From an outsiders perspective, we don't need another pro-lite sports league. We don't need another MiLB to feed into the MLB. We don't need the Syracuse Orange football team to only exist to be a feeder program for the Albany Empire so they can be a feeder program for the Buffalo Bills. We don't need another easy route out to encourage kids to get that quick buck that likely won't set them up for long-term success.

And maybe I'm in the minority here, but professionalizing college sports, or even segmenting them further from the academic side of the house, just feels grimy and dirty. It feels like that kid only got into Duke because he could throw a ball, not because he was an exceptional student AND an exceptional athlete. Is that already happening at many schools? I'm sure, but this separation would solidify it for good, something that I don't think we need.
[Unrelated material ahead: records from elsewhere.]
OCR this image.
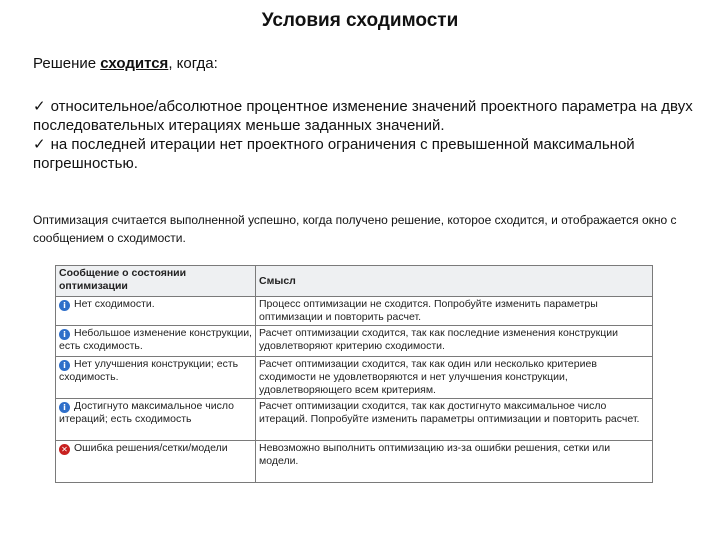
Условия сходимости
Решение сходится, когда:

✓ относительное/абсолютное процентное изменение значений проектного параметра на двух последовательных итерациях меньше заданных значений.

✓ на последней итерации нет проектного ограничения с превышенной максимальной погрешностью.

Оптимизация считается выполненной успешно, когда получено решение, которое сходится, и отображается окно с сообщением о сходимости.
Сообщение о состоянии оптимизации	Смысл
i Нет сходимости.	Процесс оптимизации не сходится. Попробуйте изменить параметры оптимизации и повторить расчет.
i Небольшое изменение конструкции, есть сходимость.	Расчет оптимизации сходится, так как последние изменения конструкции удовлетворяют критерию сходимости.
i Нет улучшения конструкции; есть сходимость.	Расчет оптимизации сходится, так как один или несколько критериев сходимости не удовлетворяются и нет улучшения конструкции, удовлетворяющего всем критериям.
i Достигнуто максимальное число итераций; есть сходимость	Расчет оптимизации сходится, так как достигнуто максимальное число итераций. Попробуйте изменить параметры оптимизации и повторить расчет.
✕ Ошибка решения/сетки/модели	Невозможно выполнить оптимизацию из-за ошибки решения, сетки или модели.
Instead, tying college sports to a college degree ensures that that kid is going to have a future, regardless of whether they go on to play professionally or not. Taking that aspect out means we are just milking them however long their bodies will last and throwing them out to figure out what the hell they do now with no career, no degree, and no clue what else they like to do.
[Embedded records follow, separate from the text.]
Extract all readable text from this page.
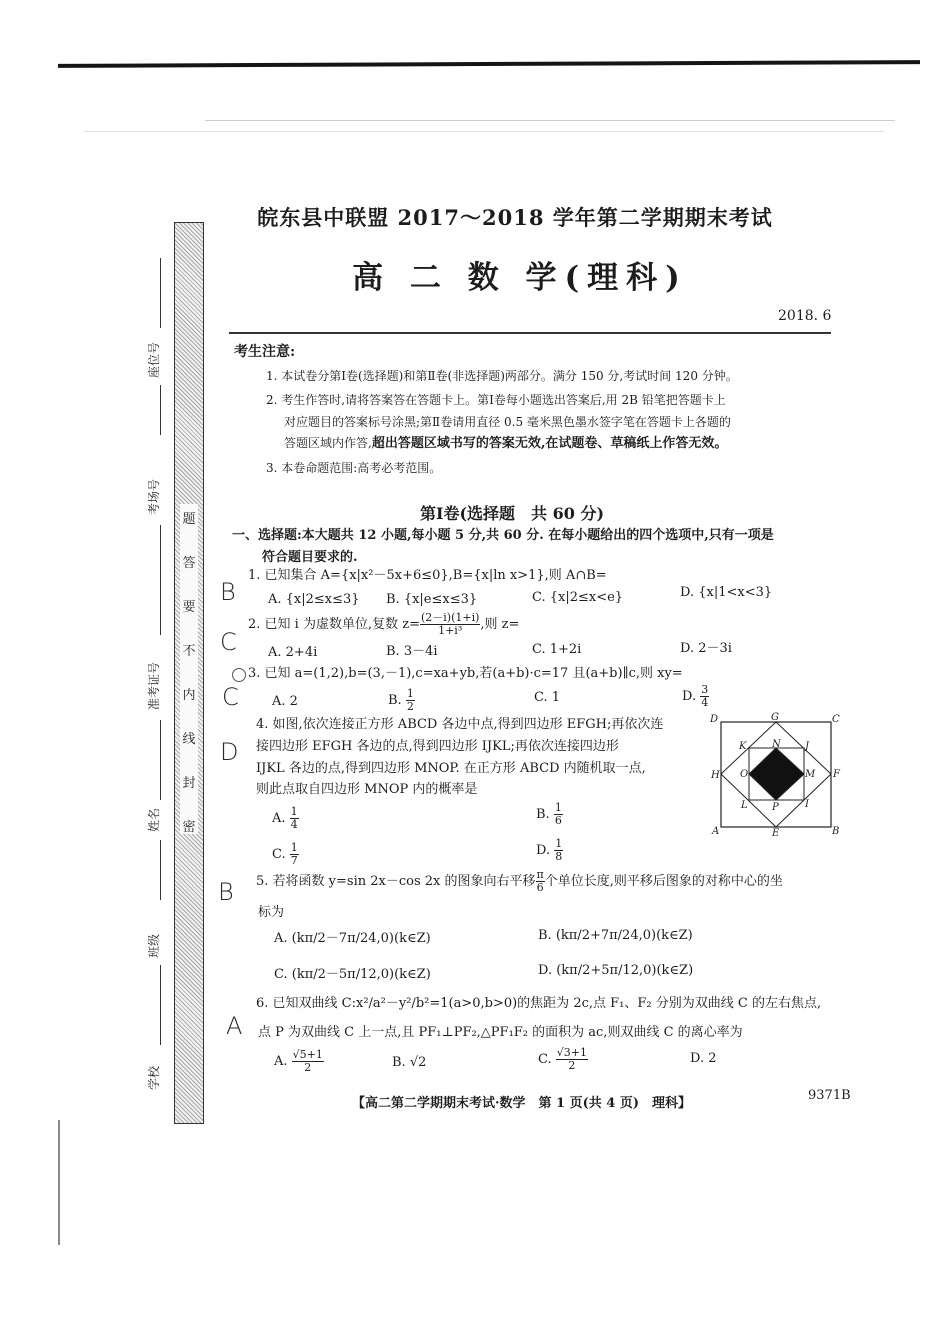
题
答
要
不
内
线
封
密
座位号
考场号
准考证号
姓名
班级
学校
皖东县中联盟 2017～2018 学年第二学期期末考试
高 二 数 学(理科)
2018. 6
考生注意:
1. 本试卷分第Ⅰ卷(选择题)和第Ⅱ卷(非选择题)两部分。满分 150 分,考试时间 120 分钟。
2. 考生作答时,请将答案答在答题卡上。第Ⅰ卷每小题选出答案后,用 2B 铅笔把答题卡上
对应题目的答案标号涂黑;第Ⅱ卷请用直径 0.5 毫米黑色墨水签字笔在答题卡上各题的
答题区域内作答,超出答题区域书写的答案无效,在试题卷、草稿纸上作答无效。
3. 本卷命题范围:高考必考范围。
第Ⅰ卷(选择题　共 60 分)
一、选择题:本大题共 12 小题,每小题 5 分,共 60 分. 在每小题给出的四个选项中,只有一项是
符合题目要求的.
B
C
C
D
B
A
1. 已知集合 A={x|x²－5x+6≤0},B={x|ln x>1},则 A∩B=
A. {x|2≤x≤3} B. {x|e≤x≤3}	C. {x|2≤x<e}	D. {x|1<x<3}
2. 已知 i 为虚数单位,复数 $z= \frac{(2-i)(1+i)}{\text{1+i³}}$ ,则 z=
A. 2+4i	B. 3－4i	C. 1+2i	D. 2－3i
3. 已知 a=(1,2),b=(3,－1),c=xa+yb,若(a+b)·c=17 且(a+b)∥c,则 xy=
A. 2	B. $\frac{1}{2}$	C. 1	D. $\frac{3}{4}$
4. 如图,依次连接正方形 ABCD 各边中点,得到四边形 EFGH;再依次连
接四边形 EFGH 各边的点,得到四边形 IJKL;再依次连接四边形
IJKL 各边的点,得到四边形 MNOP. 在正方形 ABCD 内随机取一点,
则此点取自四边形 MNOP 内的概率是
A. $\frac{1}{4}$	B. $\frac{1}{6}$
C. $\frac{1}{7}$	D. $\frac{1}{8}$
D	G	C
K	N J
H O	M F
L P	I
A	E	B
5. 若将函数 y=sin 2x－cos 2x 的图象向右平移 $\frac{\pi}{6}$ 个单位长度,则平移后图象的对称中心的坐
标为
A. (kπ/2－7π/24,0)(k∈Z)	B. (kπ/2+7π/24,0)(k∈Z)
C. (kπ/2－5π/12,0)(k∈Z)	D. (kπ/2+5π/12,0)(k∈Z)
6. 已知双曲线 C:x²/a²－y²/b²=1(a>0,b>0)的焦距为 2c,点 F₁、F₂ 分别为双曲线 C 的左右焦点,
点 P 为双曲线 C 上一点,且 PF₁⊥PF₂,△PF₁F₂ 的面积为 ac,则双曲线 C 的离心率为
A. $\frac{√5+1}{2}$	B. √2	C. $\frac{√3+1}{2}$	D. 2
【高二第二学期期末考试·数学　第 1 页(共 4 页)　理科】
9371B
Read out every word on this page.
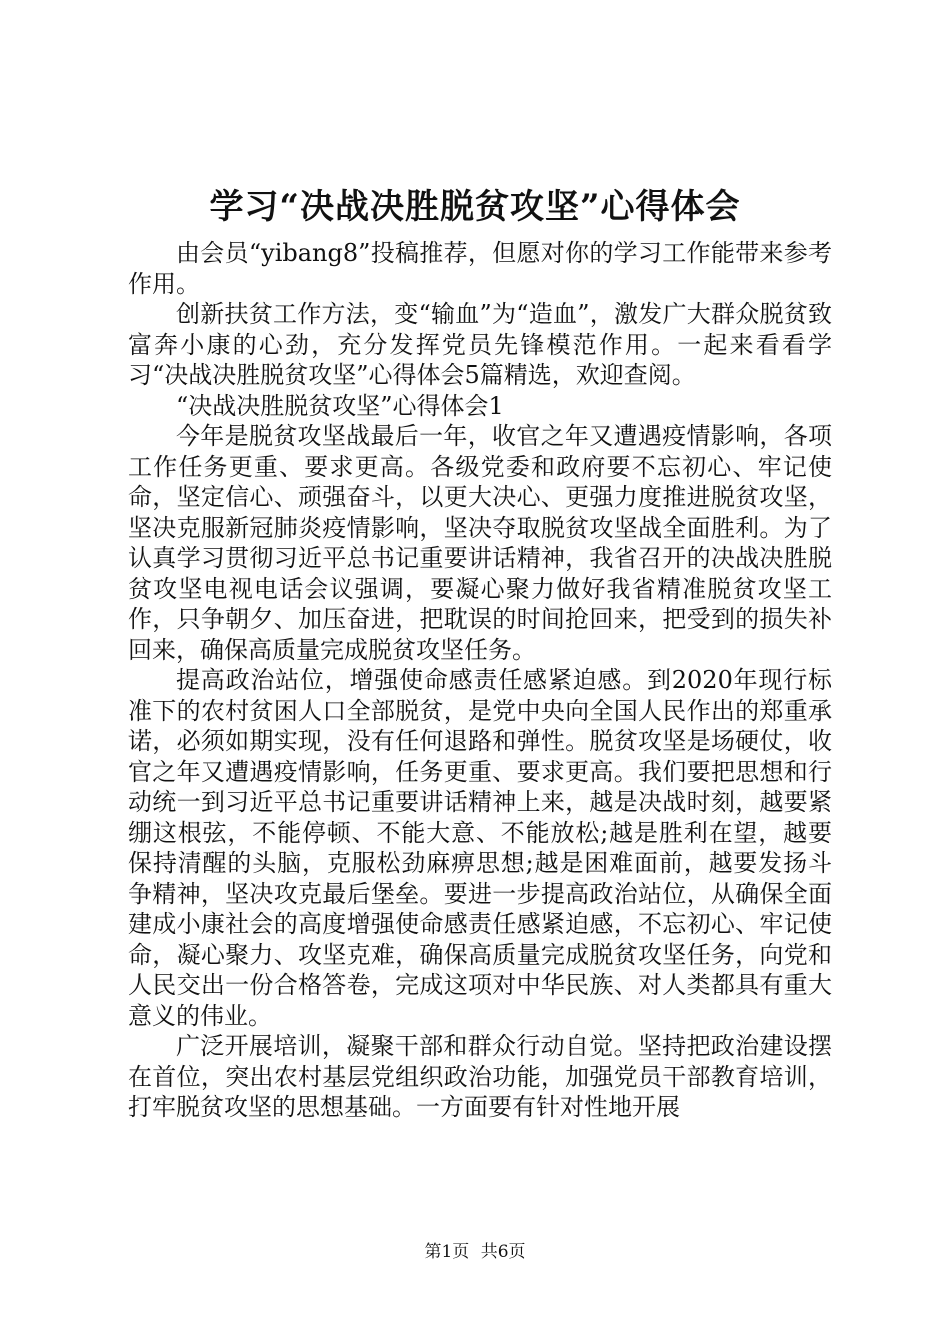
学习“决战决胜脱贫攻坚”心得体会

由会员“yibang8”投稿推荐，但愿对你的学习工作能带来参考作用。

创新扶贫工作方法，变“输血”为“造血”，激发广大群众脱贫致富奔小康的心劲，充分发挥党员先锋模范作用。一起来看看学习“决战决胜脱贫攻坚”心得体会5篇精选，欢迎查阅。

“决战决胜脱贫攻坚”心得体会1

今年是脱贫攻坚战最后一年，收官之年又遭遇疫情影响，各项工作任务更重、要求更高。各级党委和政府要不忘初心、牢记使命，坚定信心、顽强奋斗，以更大决心、更强力度推进脱贫攻坚，坚决克服新冠肺炎疫情影响，坚决夺取脱贫攻坚战全面胜利。为了认真学习贯彻习近平总书记重要讲话精神，我省召开的决战决胜脱贫攻坚电视电话会议强调，要凝心聚力做好我省精准脱贫攻坚工作，只争朝夕、加压奋进，把耽误的时间抢回来，把受到的损失补回来，确保高质量完成脱贫攻坚任务。

提高政治站位，增强使命感责任感紧迫感。到2020年现行标准下的农村贫困人口全部脱贫，是党中央向全国人民作出的郑重承诺，必须如期实现，没有任何退路和弹性。脱贫攻坚是场硬仗，收官之年又遭遇疫情影响，任务更重、要求更高。我们要把思想和行动统一到习近平总书记重要讲话精神上来，越是决战时刻，越要紧绷这根弦，不能停顿、不能大意、不能放松;越是胜利在望，越要保持清醒的头脑，克服松劲麻痹思想;越是困难面前，越要发扬斗争精神，坚决攻克最后堡垒。要进一步提高政治站位，从确保全面建成小康社会的高度增强使命感责任感紧迫感，不忘初心、牢记使命，凝心聚力、攻坚克难，确保高质量完成脱贫攻坚任务，向党和人民交出一份合格答卷，完成这项对中华民族、对人类都具有重大意义的伟业。

广泛开展培训，凝聚干部和群众行动自觉。坚持把政治建设摆在首位，突出农村基层党组织政治功能，加强党员干部教育培训，打牢脱贫攻坚的思想基础。一方面要有针对性地开展

第1页 共6页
Hell, the idea of professionalizing college sports bores me already. I don't give a damn about watching Alabama beat up Ohio State when those players have no loyalty to that team or school, just loyalty to the cameras that are catching them dancing in the endzone. If I wanted to see showboating by semi-pro athletes who were told they were the best by their high school coach, I could turn on the XFL any day of the week, but at some point, I question if these college athletic administrators give a damn about their fans anymore or if they've only been blinded by dollar signs.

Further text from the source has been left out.